Editorial April–Juni 2025
Liebes Publikum, liebe Künstler*innen,
im Juni 2025 endet nach acht Jahren meine Zeit als Intendanz im Tanzquartier Wien. Dies ist das letzte Editorial, das letzte Programmheft, dies sind die letzten Performances und Projekte unter meiner künstlerischen Leitung.
Es waren für mich spannende, aber z. B. aufgrund der Corona-Pandemie auch herausfordernde Jahre mit unglaublich vielen künstlerischen Arbeiten und programmatischen Setzungen, auf die ich gerne – hier nur exemplarisch – zurückblicke: Den Startschuss gab 2018 Doris Uhlich, eine Choreografin, deren Arbeiten ich schon seit Langem begleite. Every Body Electric, ein Ensemblestück für Performer*innen im (elektrischen) Rollstuhl, setzte gleich zu Beginn ein Zeichen für Diversität. Das Gruppenstück DANZA Y FRONTERA von Amanda Piña widmete sich einem präkolonialen, aber noch immer praktizierten Tanz aus dem Grenzgebiet zwischen Mexiko und den USA in Form einer popkulturellen Aneignung. Mehrere Arbeiten des belgischen Superstars Miet Warlop, der Schweizer Ausnahmechoreografin Alexandra Bachzetsis, der iranisch-französischen Performance-Ikone Sorour Darabi und des schwedischen Publikumslieblings Jefta van Dinther bleiben ebenso im Gedächtnis. Und natürlich Florentina Holzinger, deren erste Arbeit Kein Applaus für Scheiße ich bei imagetanz im brut Wien gezeigt habe und mit der ich seitdem – auch am TQW – zusammenarbeite: sei es bei der Weltpremiere von TANZ oder der Koproduktion von A Divine Comedy und Ophelia’s Got Talent. Es freut mich deshalb sehr, meine letzte Saison mit Florentina Holzingers neuer Bühnenarbeit A Year without Summer zu beschließen.
2021 feierten wir mit einem sechswöchigen Themenschwerpunkt das 20-jährige Bestehen des TQW. Um den prekären Schaffensbedingungen, mit denen junge Künstler*innen zu kämpfen haben, entgegenzuwirken, gründeten wir 2022 PARASOL – eine Tanzgruppe des TQW. Und zur Förderung der internationalen Sichtbarkeit der lokalen Szene gaben wir den Anstoß für die Wiederaufnahme der Choreographic Platform Austria.

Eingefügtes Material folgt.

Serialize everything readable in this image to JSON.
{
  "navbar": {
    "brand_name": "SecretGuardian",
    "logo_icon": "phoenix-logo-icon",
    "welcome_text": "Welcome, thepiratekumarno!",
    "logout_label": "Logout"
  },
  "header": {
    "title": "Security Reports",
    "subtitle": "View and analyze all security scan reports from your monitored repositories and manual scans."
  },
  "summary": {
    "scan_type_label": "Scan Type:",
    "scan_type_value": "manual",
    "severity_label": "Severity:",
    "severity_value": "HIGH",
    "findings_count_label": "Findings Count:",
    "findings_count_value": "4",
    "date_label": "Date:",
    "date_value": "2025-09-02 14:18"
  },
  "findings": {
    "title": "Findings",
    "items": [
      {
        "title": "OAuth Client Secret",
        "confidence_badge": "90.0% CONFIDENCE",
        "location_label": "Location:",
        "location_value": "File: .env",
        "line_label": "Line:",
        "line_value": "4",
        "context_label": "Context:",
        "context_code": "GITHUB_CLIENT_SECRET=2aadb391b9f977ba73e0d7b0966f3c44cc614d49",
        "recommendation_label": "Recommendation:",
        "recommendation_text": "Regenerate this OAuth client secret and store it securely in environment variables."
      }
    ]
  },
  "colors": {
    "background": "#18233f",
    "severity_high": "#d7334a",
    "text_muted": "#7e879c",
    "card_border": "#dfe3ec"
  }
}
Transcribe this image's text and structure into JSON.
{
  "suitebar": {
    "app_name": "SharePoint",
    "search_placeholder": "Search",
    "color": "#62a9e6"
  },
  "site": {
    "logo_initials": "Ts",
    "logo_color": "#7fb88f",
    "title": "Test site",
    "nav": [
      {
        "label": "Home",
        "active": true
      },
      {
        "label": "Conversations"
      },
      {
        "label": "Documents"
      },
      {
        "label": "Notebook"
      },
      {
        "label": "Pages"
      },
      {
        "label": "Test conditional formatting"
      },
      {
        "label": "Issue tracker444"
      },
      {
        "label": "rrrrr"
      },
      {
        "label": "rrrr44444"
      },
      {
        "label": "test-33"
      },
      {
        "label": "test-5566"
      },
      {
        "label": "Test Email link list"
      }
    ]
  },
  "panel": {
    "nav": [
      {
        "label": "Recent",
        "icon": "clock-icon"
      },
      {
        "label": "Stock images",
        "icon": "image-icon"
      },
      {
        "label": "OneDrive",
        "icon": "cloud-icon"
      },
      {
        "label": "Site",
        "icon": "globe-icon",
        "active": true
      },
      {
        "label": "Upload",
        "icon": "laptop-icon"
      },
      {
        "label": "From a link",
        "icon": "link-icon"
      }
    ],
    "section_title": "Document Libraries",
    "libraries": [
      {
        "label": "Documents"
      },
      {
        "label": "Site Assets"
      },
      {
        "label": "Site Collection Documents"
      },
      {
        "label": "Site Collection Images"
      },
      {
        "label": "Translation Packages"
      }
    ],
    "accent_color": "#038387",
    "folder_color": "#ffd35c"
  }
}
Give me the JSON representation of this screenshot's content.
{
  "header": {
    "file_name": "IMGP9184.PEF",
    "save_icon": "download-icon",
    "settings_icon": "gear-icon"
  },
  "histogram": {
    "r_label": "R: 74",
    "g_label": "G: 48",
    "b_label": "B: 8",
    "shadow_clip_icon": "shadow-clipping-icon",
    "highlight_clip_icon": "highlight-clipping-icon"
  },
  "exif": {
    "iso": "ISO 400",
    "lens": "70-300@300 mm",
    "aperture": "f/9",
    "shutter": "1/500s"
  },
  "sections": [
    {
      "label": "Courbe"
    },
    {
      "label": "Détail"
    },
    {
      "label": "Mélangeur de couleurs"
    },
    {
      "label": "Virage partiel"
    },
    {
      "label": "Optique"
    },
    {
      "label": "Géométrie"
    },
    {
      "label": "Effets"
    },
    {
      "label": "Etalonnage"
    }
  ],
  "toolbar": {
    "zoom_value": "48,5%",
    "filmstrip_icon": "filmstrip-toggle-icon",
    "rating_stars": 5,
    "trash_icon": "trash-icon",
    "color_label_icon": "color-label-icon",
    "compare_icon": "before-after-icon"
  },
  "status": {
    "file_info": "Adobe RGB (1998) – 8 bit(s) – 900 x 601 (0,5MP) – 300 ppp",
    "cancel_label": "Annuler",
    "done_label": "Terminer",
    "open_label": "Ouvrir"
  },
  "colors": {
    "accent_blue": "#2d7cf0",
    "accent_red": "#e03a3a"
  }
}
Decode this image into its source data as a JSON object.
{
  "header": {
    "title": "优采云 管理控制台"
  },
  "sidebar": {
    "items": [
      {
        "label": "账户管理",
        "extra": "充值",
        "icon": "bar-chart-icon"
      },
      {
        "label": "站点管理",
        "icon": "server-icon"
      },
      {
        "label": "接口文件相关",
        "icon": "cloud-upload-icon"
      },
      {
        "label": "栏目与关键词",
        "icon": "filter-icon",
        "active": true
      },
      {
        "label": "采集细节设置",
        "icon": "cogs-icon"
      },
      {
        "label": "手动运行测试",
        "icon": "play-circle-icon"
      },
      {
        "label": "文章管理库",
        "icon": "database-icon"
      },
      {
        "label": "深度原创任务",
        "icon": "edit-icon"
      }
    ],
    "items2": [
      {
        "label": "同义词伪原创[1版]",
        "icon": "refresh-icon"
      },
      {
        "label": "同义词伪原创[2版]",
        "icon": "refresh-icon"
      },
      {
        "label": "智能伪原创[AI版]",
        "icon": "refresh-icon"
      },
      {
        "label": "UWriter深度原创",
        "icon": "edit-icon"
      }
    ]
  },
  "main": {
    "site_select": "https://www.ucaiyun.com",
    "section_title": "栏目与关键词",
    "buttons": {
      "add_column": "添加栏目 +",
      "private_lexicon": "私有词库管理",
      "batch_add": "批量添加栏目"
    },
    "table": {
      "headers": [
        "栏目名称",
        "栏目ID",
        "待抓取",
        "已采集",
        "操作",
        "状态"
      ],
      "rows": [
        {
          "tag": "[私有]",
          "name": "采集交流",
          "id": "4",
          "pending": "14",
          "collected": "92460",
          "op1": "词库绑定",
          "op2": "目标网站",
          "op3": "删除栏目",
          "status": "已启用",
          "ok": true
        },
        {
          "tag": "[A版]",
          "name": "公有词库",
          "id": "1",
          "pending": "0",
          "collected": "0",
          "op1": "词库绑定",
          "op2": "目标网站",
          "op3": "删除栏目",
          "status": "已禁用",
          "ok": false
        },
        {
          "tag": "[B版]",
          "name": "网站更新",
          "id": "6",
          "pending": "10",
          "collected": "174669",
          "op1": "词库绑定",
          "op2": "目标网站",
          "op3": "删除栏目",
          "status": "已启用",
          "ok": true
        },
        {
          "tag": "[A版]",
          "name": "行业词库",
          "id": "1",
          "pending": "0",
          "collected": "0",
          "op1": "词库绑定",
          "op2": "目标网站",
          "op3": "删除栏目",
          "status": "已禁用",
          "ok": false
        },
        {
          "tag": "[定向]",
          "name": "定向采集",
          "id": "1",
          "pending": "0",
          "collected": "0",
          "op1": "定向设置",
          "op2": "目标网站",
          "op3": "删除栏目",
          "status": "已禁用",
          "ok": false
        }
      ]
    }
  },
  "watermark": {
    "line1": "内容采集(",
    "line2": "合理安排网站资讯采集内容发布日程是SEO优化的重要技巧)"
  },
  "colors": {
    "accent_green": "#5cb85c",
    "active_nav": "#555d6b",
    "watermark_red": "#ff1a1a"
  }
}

Es gelang mir, die sechs maßgebenden österreichischen Institutionen im Bereich zeitgenössischer Tanz und Performance nach zwölf Jahren ohne Plattform wieder an einen Tisch zu bringen, sodass wir gemeinsam die CPA 2023 realisieren konnten.
Stolz bin ich auch auf die Einführung des TQW Magazins, in dem seit 2018 konsequent jede gezeigte Produktion besprochen wird, sowie auf die Gründung des Festivals Rakete, das seit 2018 jedes Jahr im Mai dem choreografischen Nachwuchs besondere Aufmerksamkeit schenkt. Im Lauf der Jahre präsentierte das Festival erste Arbeiten von Künstler*innen wie Lau Lukkarila, Mohamed Toukabri, Luca Bonamore, Camilla Schielin, Oona Doherty u. v. m. Seit 2018 ist außerdem das S_P_I_T_ – Queer Performance Festival Vienna am TQW beheimatet und bietet Gelegenheit, in die facettenreiche queere Performanceszene Wiens einzutauchen.
Zahlreiche aufregende Kooperationen, u. a. mit dem Belvedere, der Kontakt Sammlung, der Kunsthalle Wien, der Secession, den Wiener Festwochen, dem MAK, Wien Modern, dem Wiener Musikverein dürfen auch nicht vergessen werden!
Abschließend lade ich nun zu einem Tauchgang in die noch verbleibenden Monate April bis Juni ein. Außerdem möchte mich 1000-mal beim Team des TQW, bei den Kurator*innen Christa Spatt, Carolina Nöbauer, Lewon Heublein und Anna Leon sowie bei allen Besucher*innen der letzten acht Jahre bedanken und meinen Nachfolger*innen alles Gute, viel Erfolg und Freude mit dem TQW wünschen!